Disagree. The whole concept of that development was that the course was a course, was a course. The use permits for all of that development were based on the uses as it started off. Literally any joker could come along, regardless of the popularity of golf, and claim that the course was no longer viable, after buying it up. You aver that the promises were in no way legally binding. The homeowners claim otherwise. I'd bet with them, not you. If Schlesinger had been willing to talk a bit, who knows what the homeowners would have accepted and paid for. There was room there for a win-win solution, and this yo-yo insisted upon his absolute "property rights", which do not exist, and no land owner has anything like a "perfect right to use it how they want." It mystifies me as to how anyone thinks that land use regulations are an abuse of power when they go back in US history to the very beginning (1620.) You make another curious claim, nonsensical, that " if you buy property, any restrictions that are not codified at the time of purchase and disclosed to you cannot later become your problem." Actually it is the buyer's burden to learn of any such restrictions. That's why we have title insurance and people who make a career of searching out land use covenants and restrictions and making up abstracts of title passage. No, jno, your understanding of common and statute real estate law are off the mark.

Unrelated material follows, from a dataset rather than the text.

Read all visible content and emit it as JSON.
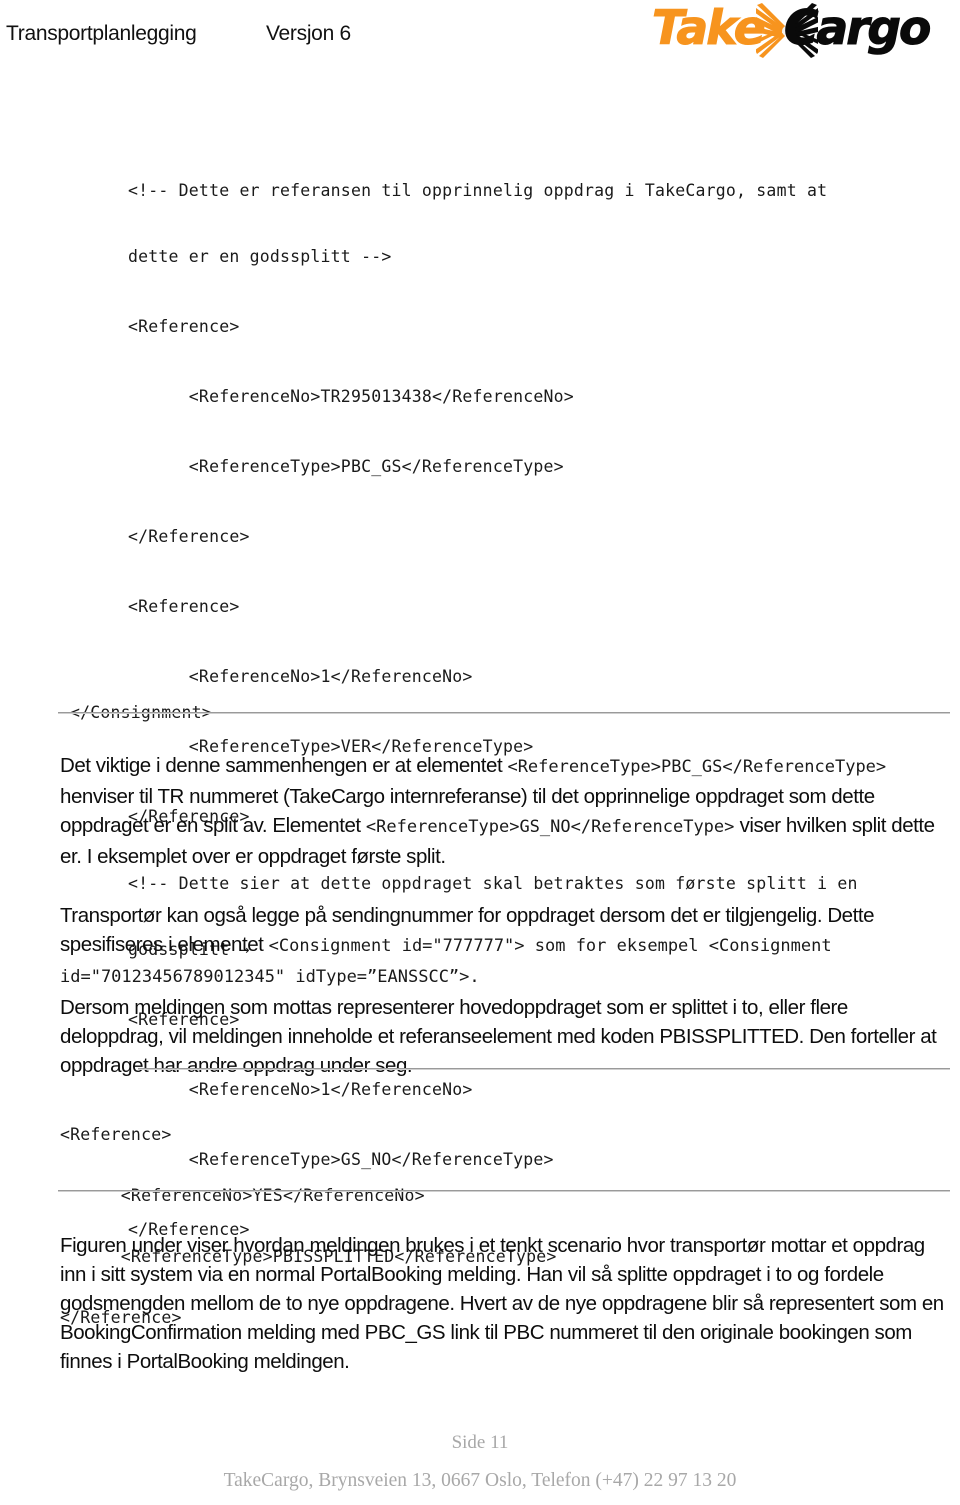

You may be Schlesinger's sock puppet, or maybe just a confused citizen, but his juvenile "stink them out" move, or something out of Animal House, reflects very badly upon him, Stuck, or whatever new partnership du jour name he's come up with. If anyone were to take these efforts seriously, they would have to ignore some highly unseemly behavior from a property developer. I'd not trust him to do anything right, and would advise anyone to avoid his developments.